VW owners might seek more money in lawsuitThe amount of compensation sought by Korean owners of Volkswagen vehicles as a result of the emissions-rigging scandal may be snowballing.
According to law firm Barun, which is currently managing the lawsuit filed by Korean Volkswagen owners, on Tuesday, the overall scale of the lawsuit could be getting much bigger since the U.S. Environmental Protection Agency is considering forcing the German brand to give a full refund on cars equipped with the problematic EA 189 engines because the cars’ fuel efficiency worsened following repairs to their engines.
Volkswagen has been saying that the emissions issues can be easily resolved by a quick and painless repair of the software that covers the engine’s electronic control unit (ECU), but several features including fuel efficiency reportedly worsened afterward.
The Korean lawsuit previously said each owner will seek 20 million won ($17,500) in compensation, but that could rise significantly considering popular models like Passat 2.0 TDI were offered at over 35 million won.

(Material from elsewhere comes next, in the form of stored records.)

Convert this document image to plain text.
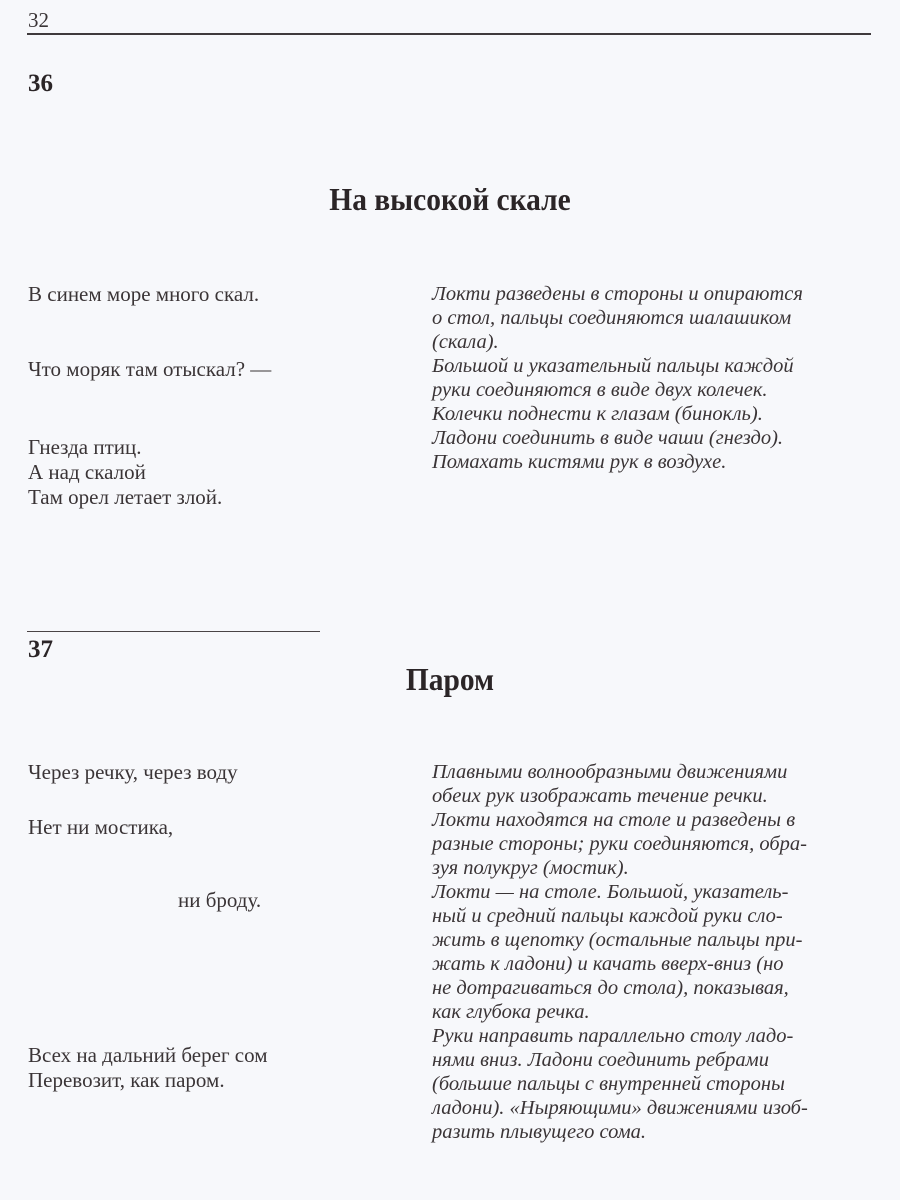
32
36
На высокой скале
В синем море много скал.
Что моряк там отыскал? —
Гнезда птиц.
А над скалой
Там орел летает злой.
Локти разведены в стороны и опираются
о стол, пальцы соединяются шалашиком
(скала).
Большой и указательный пальцы каждой
руки соединяются в виде двух колечек.
Колечки поднести к глазам (бинокль).
Ладони соединить в виде чаши (гнездо).
Помахать кистями рук в воздухе.
37
Паром
Через речку, через воду
Нет ни мостика,
ни броду.
Всех на дальний берег сом
Перевозит, как паром.
Плавными волнообразными движениями
обеих рук изображать течение речки.
Локти находятся на столе и разведены в
разные стороны; руки соединяются, обра-
зуя полукруг (мостик).
Локти — на столе. Большой, указатель-
ный и средний пальцы каждой руки сло-
жить в щепотку (остальные пальцы при-
жать к ладони) и качать вверх-вниз (но
не дотрагиваться до стола), показывая,
как глубока речка.
Руки направить параллельно столу ладо-
нями вниз. Ладони соединить ребрами
(большие пальцы с внутренней стороны
ладони). «Ныряющими» движениями изоб-
разить плывущего сома.
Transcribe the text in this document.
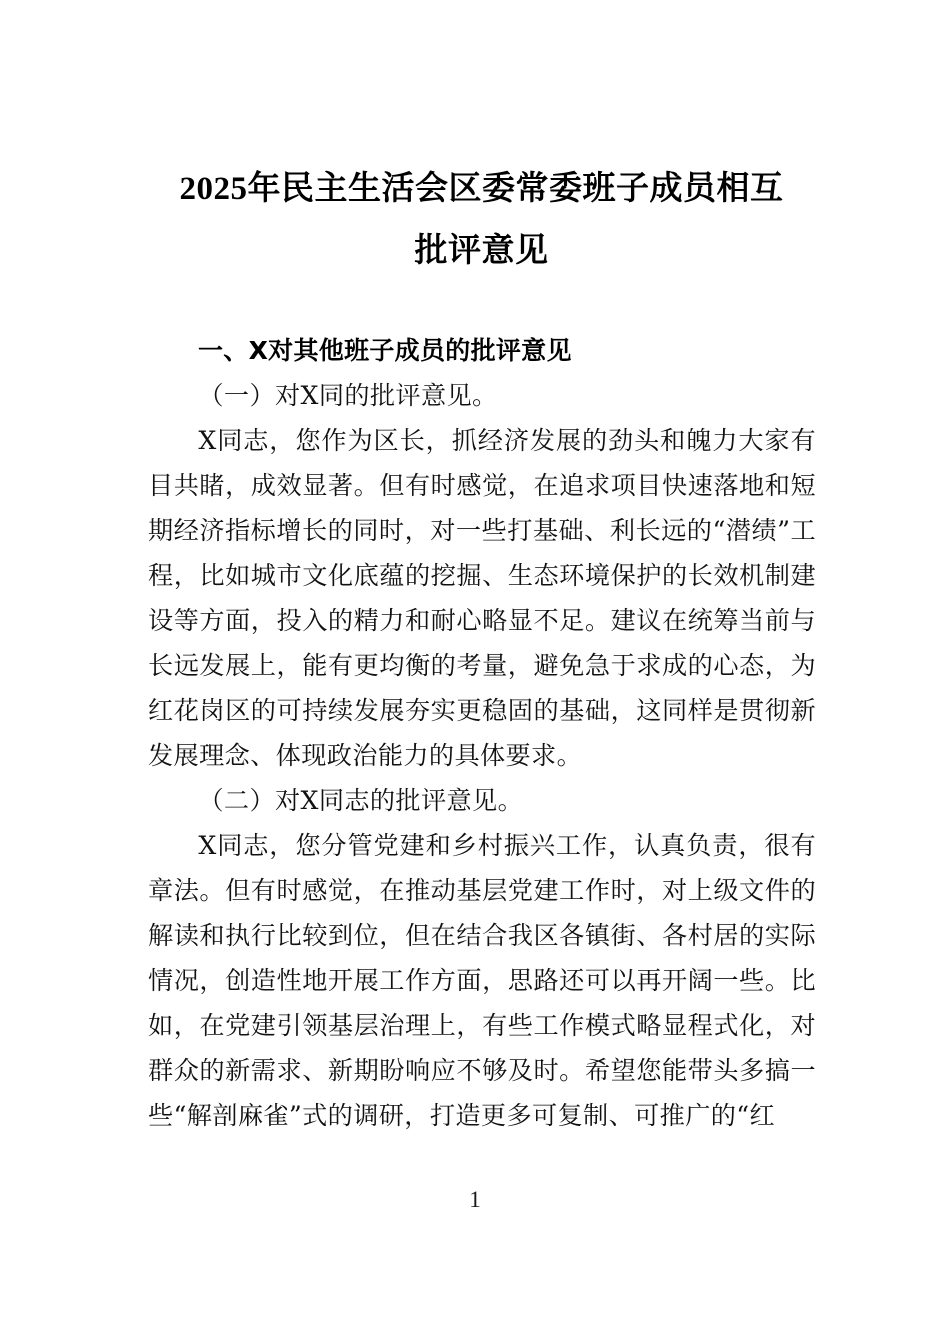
2025年民主生活会区委常委班子成员相互
批评意见
一、X对其他班子成员的批评意见

（一）对X同的批评意见。

X同志，您作为区长，抓经济发展的劲头和魄力大家有目共睹，成效显著。但有时感觉，在追求项目快速落地和短期经济指标增长的同时，对一些打基础、利长远的“潜绩”工程，比如城市文化底蕴的挖掘、生态环境保护的长效机制建设等方面，投入的精力和耐心略显不足。建议在统筹当前与长远发展上，能有更均衡的考量，避免急于求成的心态，为红花岗区的可持续发展夯实更稳固的基础，这同样是贯彻新发展理念、体现政治能力的具体要求。

（二）对X同志的批评意见。

X同志，您分管党建和乡村振兴工作，认真负责，很有章法。但有时感觉，在推动基层党建工作时，对上级文件的解读和执行比较到位，但在结合我区各镇街、各村居的实际情况，创造性地开展工作方面，思路还可以再开阔一些。比如，在党建引领基层治理上，有些工作模式略显程式化，对群众的新需求、新期盼响应不够及时。希望您能带头多搞一些“解剖麻雀”式的调研，打造更多可复制、可推广的“红

1
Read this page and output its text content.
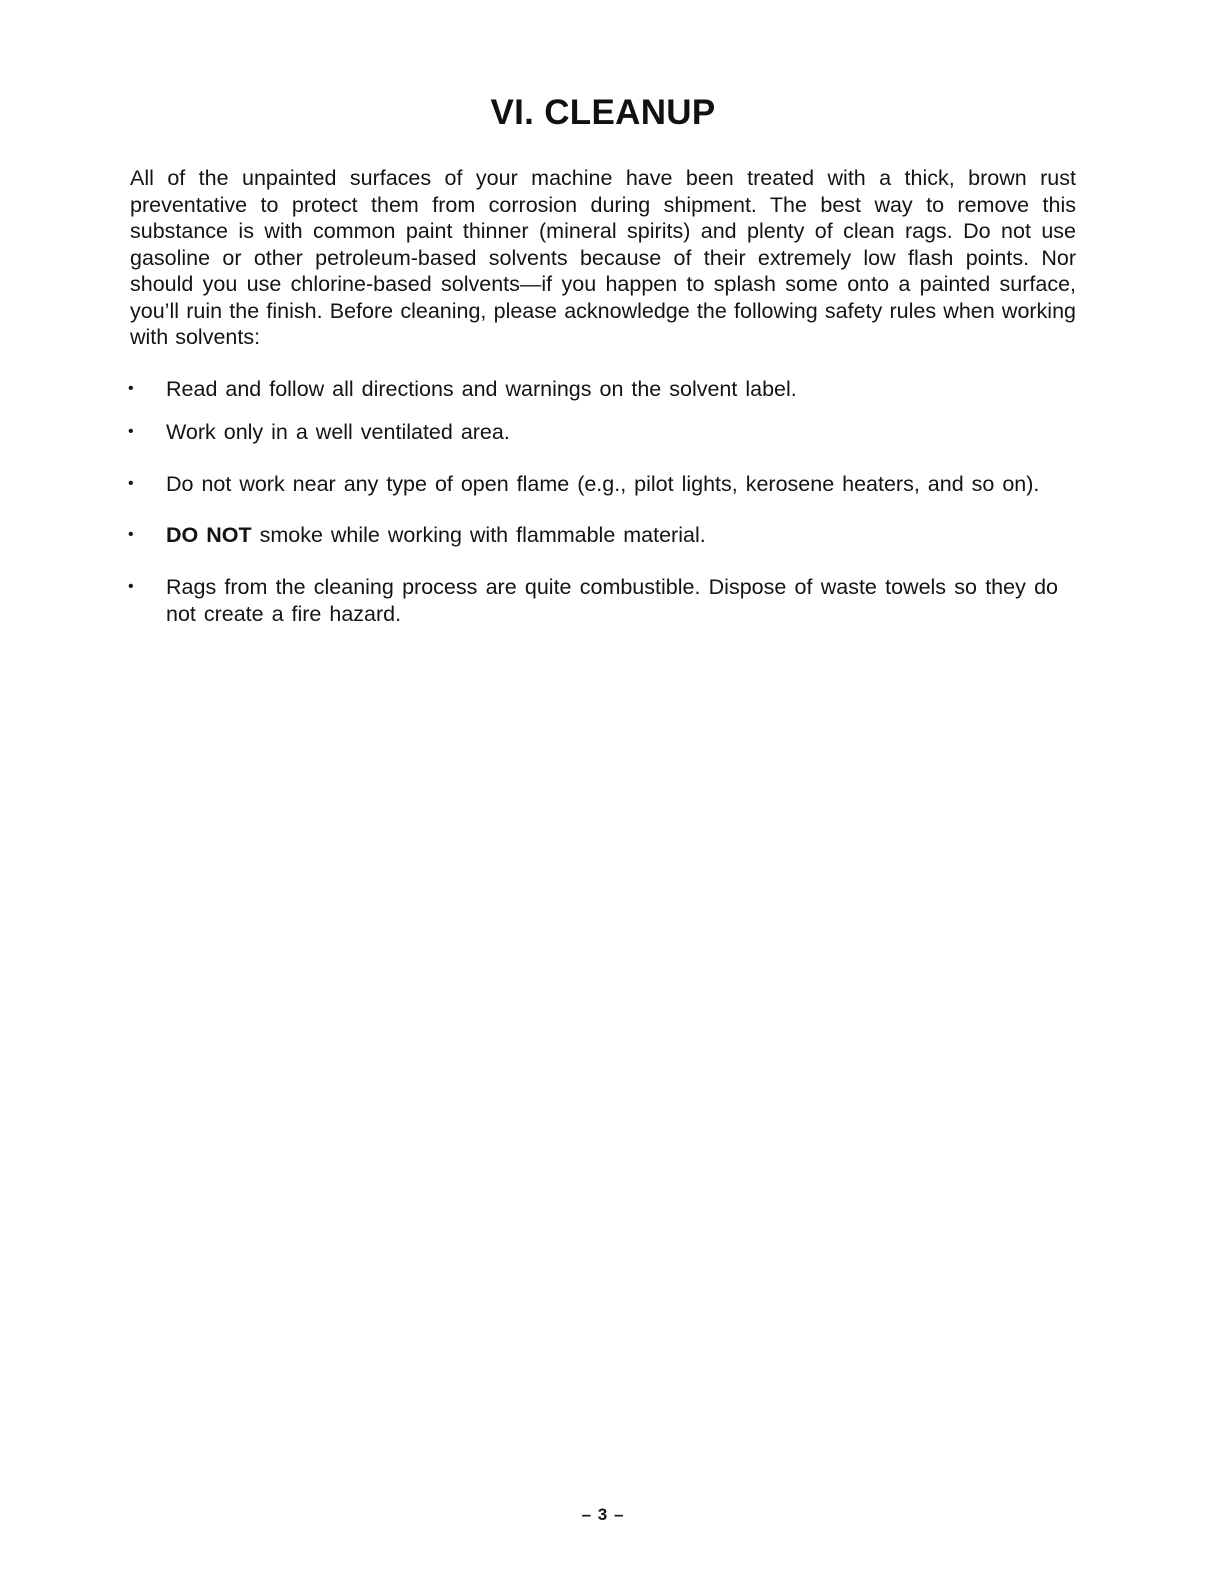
VI. CLEANUP

All of the unpainted surfaces of your machine have been treated with a thick, brown rust preventative to protect them from corrosion during shipment. The best way to remove this substance is with common paint thinner (mineral spirits) and plenty of clean rags. Do not use gasoline or other petroleum-based solvents because of their extremely low flash points. Nor should you use chlorine-based solvents—if you happen to splash some onto a painted surface, you’ll ruin the finish. Before cleaning, please acknowledge the following safety rules when working with solvents:

• Read and follow all directions and warnings on the solvent label.
• Work only in a well ventilated area.
• Do not work near any type of open flame (e.g., pilot lights, kerosene heaters, and so on).
• DO NOT smoke while working with flammable material.
• Rags from the cleaning process are quite combustible. Dispose of waste towels so they do not create a fire hazard.
– 3 –
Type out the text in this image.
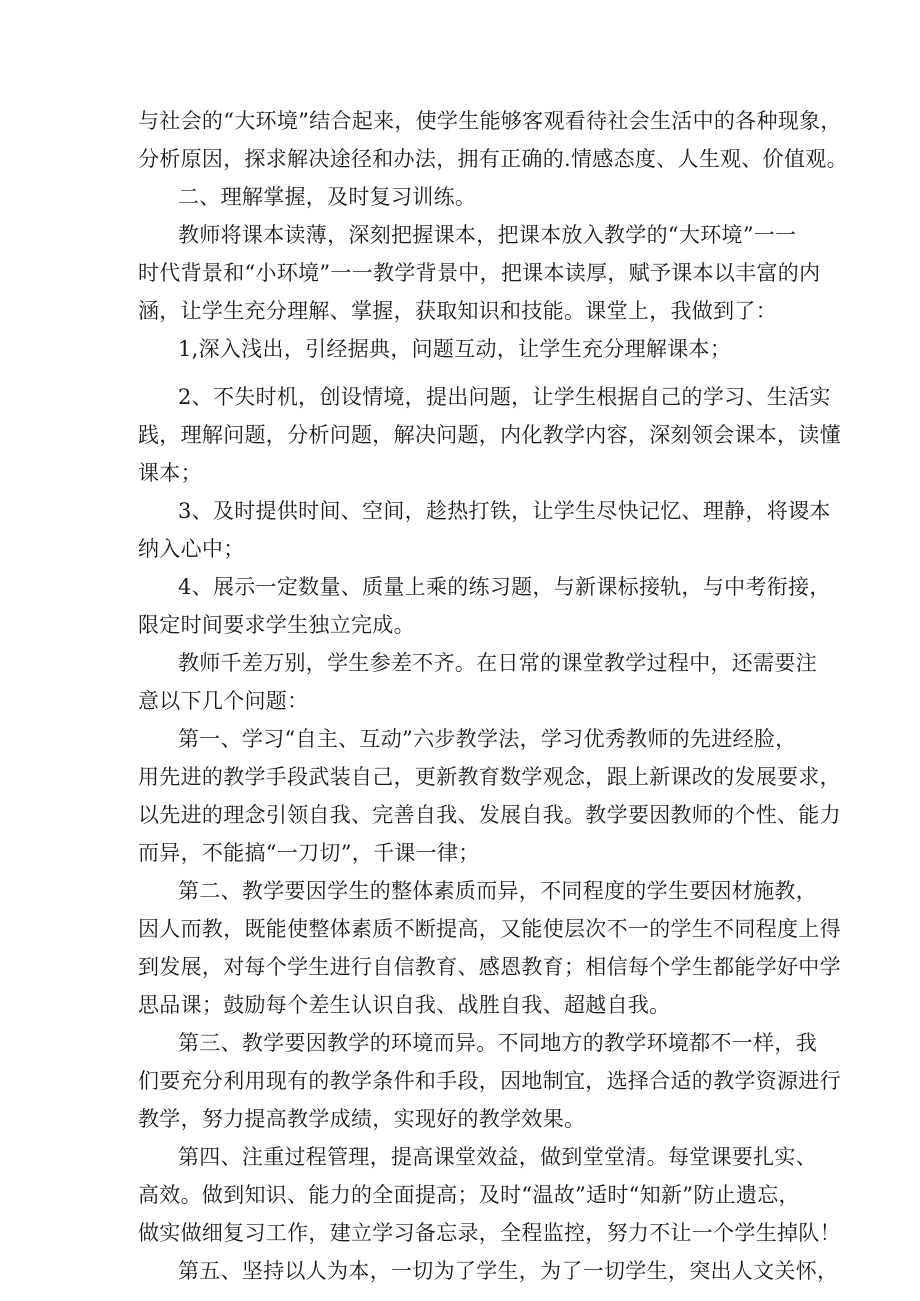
与社会的“大环境”结合起来，使学生能够客观看待社会生活中的各种现象，
分析原因，探求解决途径和办法，拥有正确的.情感态度、人生观、价值观。
二、理解掌握，及时复习训练。
教师将课本读薄，深刻把握课本，把课本放入教学的“大环境”一一
时代背景和“小环境”一一教学背景中，把课本读厚，赋予课本以丰富的内
涵，让学生充分理解、掌握，获取知识和技能。课堂上，我做到了：
1,深入浅出，引经据典，问题互动，让学生充分理解课本；
2、不失时机，创设情境，提出问题，让学生根据自己的学习、生活实
践，理解问题，分析问题，解决问题，内化教学内容，深刻领会课本，读懂
课本；
3、及时提供时间、空间，趁热打铁，让学生尽快记忆、理静，将谡本
纳入心中；
4、展示一定数量、质量上乘的练习题，与新课标接轨，与中考衔接，
限定时间要求学生独立完成。
教师千差万别，学生参差不齐。在日常的课堂教学过程中，还需要注
意以下几个问题：
第一、学习“自主、互动”六步教学法，学习优秀教师的先进经脸，
用先进的教学手段武装自己，更新教育数学观念，跟上新课改的发展要求，
以先进的理念引领自我、完善自我、发展自我。教学要因教师的个性、能力
而异，不能搞“一刀切”，千课一律；
第二、教学要因学生的整体素质而异，不同程度的学生要因材施教，
因人而教，既能使整体素质不断提高，又能使层次不一的学生不同程度上得
到发展，对每个学生进行自信教育、感恩教育；相信每个学生都能学好中学
思品课；鼓励每个差生认识自我、战胜自我、超越自我。
第三、教学要因教学的环境而异。不同地方的教学环境都不一样，我
们要充分利用现有的教学条件和手段，因地制宜，选择合适的教学资源进行
教学，努力提高教学成绩，实现好的教学效果。
第四、注重过程管理，提高课堂效益，做到堂堂清。每堂课要扎实、
高效。做到知识、能力的全面提高；及时“温故”适时“知新”防止遗忘，
做实做细复习工作，建立学习备忘录，全程监控，努力不让一个学生掉队！
第五、坚持以人为本，一切为了学生，为了一切学生，突出人文关怀，
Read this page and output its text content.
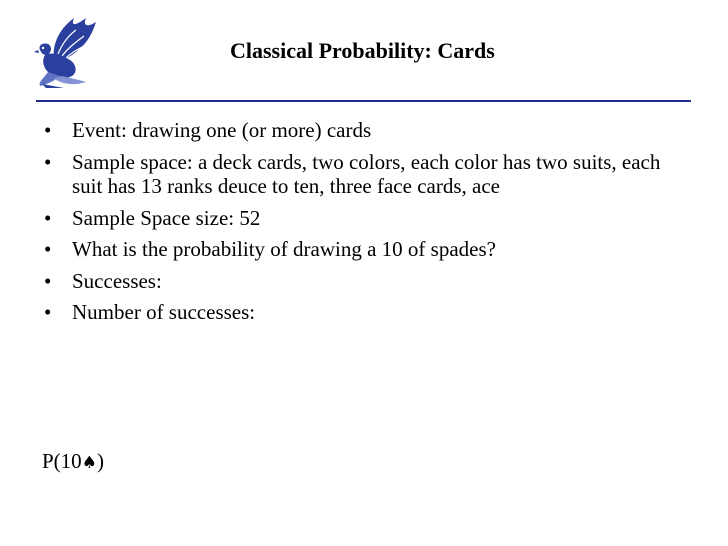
Classical Probability: Cards
• Event: drawing one (or more) cards
• Sample space: a deck cards, two colors, each color has two suits, each suit has 13 ranks deuce to ten, three face cards, ace
• Sample Space size: 52
• What is the probability of drawing a 10 of spades?
• Successes:
• Number of successes:
P(10♠)
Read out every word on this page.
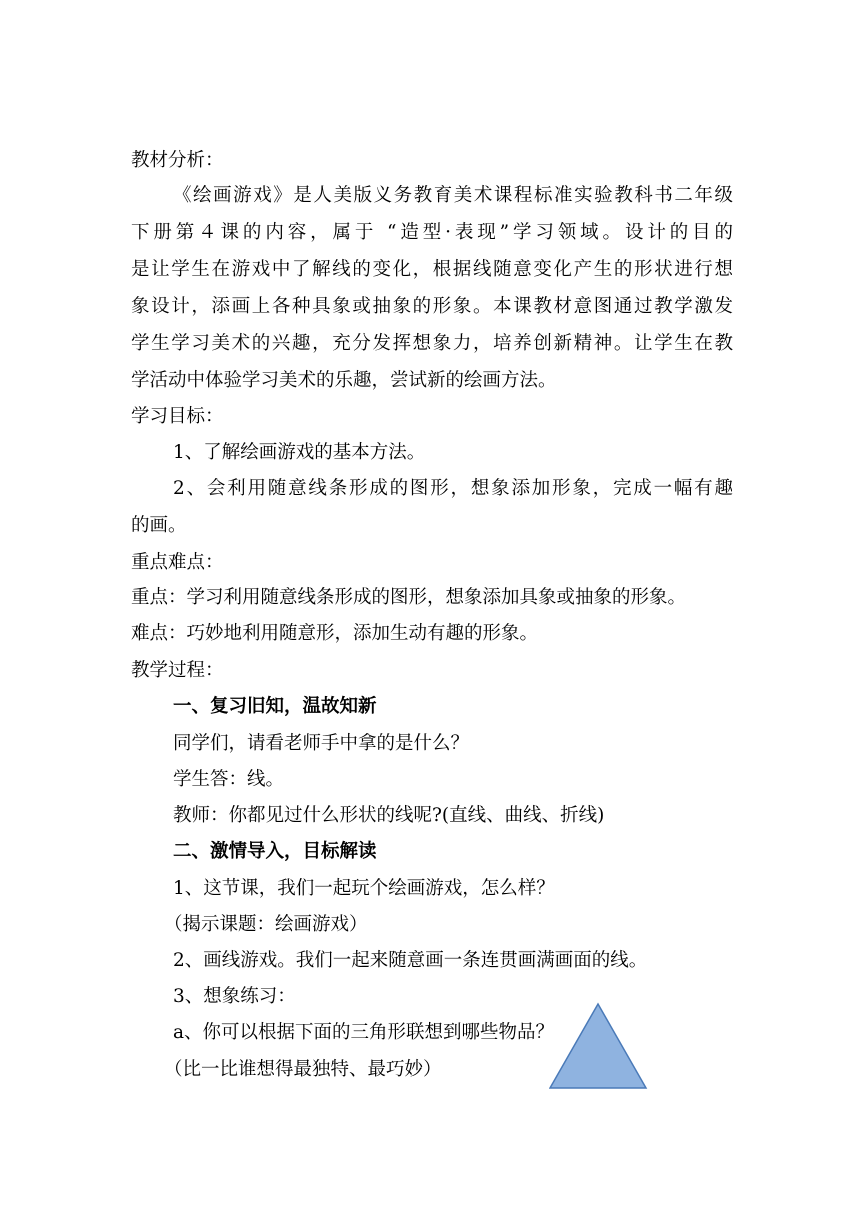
教材分析：
《绘画游戏》是人美版义务教育美术课程标准实验教科书二年级
下册第４课的内容，属于 “造型·表现”学习领域。设计的目的
是让学生在游戏中了解线的变化，根据线随意变化产生的形状进行想
象设计，添画上各种具象或抽象的形象。本课教材意图通过教学激发
学生学习美术的兴趣，充分发挥想象力，培养创新精神。让学生在教
学活动中体验学习美术的乐趣，尝试新的绘画方法。
学习目标：
1、了解绘画游戏的基本方法。
2、会利用随意线条形成的图形，想象添加形象，完成一幅有趣
的画。
重点难点：
重点：学习利用随意线条形成的图形，想象添加具象或抽象的形象。
难点：巧妙地利用随意形，添加生动有趣的形象。
教学过程：
一、复习旧知，温故知新
同学们，请看老师手中拿的是什么？
学生答：线。
教师：你都见过什么形状的线呢?(直线、曲线、折线)
二、激情导入，目标解读
1、这节课，我们一起玩个绘画游戏，怎么样？
（揭示课题：绘画游戏）
2、画线游戏。我们一起来随意画一条连贯画满画面的线。
3、想象练习：
a、你可以根据下面的三角形联想到哪些物品？
（比一比谁想得最独特、最巧妙）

“The German and U.S. government put off the recall plan submitted by Volkswagen lately, as it showed that the fuel efficiency of some cars deteriorated after the repair,” Barun attorney Ha Jong-sun said in a press briefing. “Volkswagen is currently trying to reach a settlement with litigants in the United States over the compensation issue, and if the two sides fail to reach an agreement by April 21, the court will make a ruling about the refund by summer. We will act in accordance with that decision in the future.” The firm filed the lawsuit against the automaker earlier this year, and a total of 4,338 Volkswagen owners have joined the case as of last week.
Ha also expressed concern that the recall to be carried out in Korea wouldn’t ultimately resolve the emissions problem.
“The reason that the United States put off Volkswagen’s recall was because it saw that the emissions from the pickup truck Amarok in Germany didn’t improve even after the software was repaired,” Ha said.
He added that the Korean Ministry of Environment needs to demand the source codes for the engine’s ECU. The ministry tested Volkswagen cars based on the existing New European Driving Cycle method, but Ha argued that the test can’t find exact problems of the part, and that it therefore needs to secure source code files known as A2L and HAP that include structural details of the software. “
Without securing the codes, the ministry might approve the automaker’s recall plan without knowing the exact cause of the problem,” Ha said. “It means that it might be impossible to find whether the defect was fully repaired after a recall.”
Barun said it also filed an administrative injunction against the Environment Ministry as the government refused the request to reveal Volkswagen’s recall plan submitted on Jan. 6. The ministry said it refused to disclose the information since it is an ongoing issue.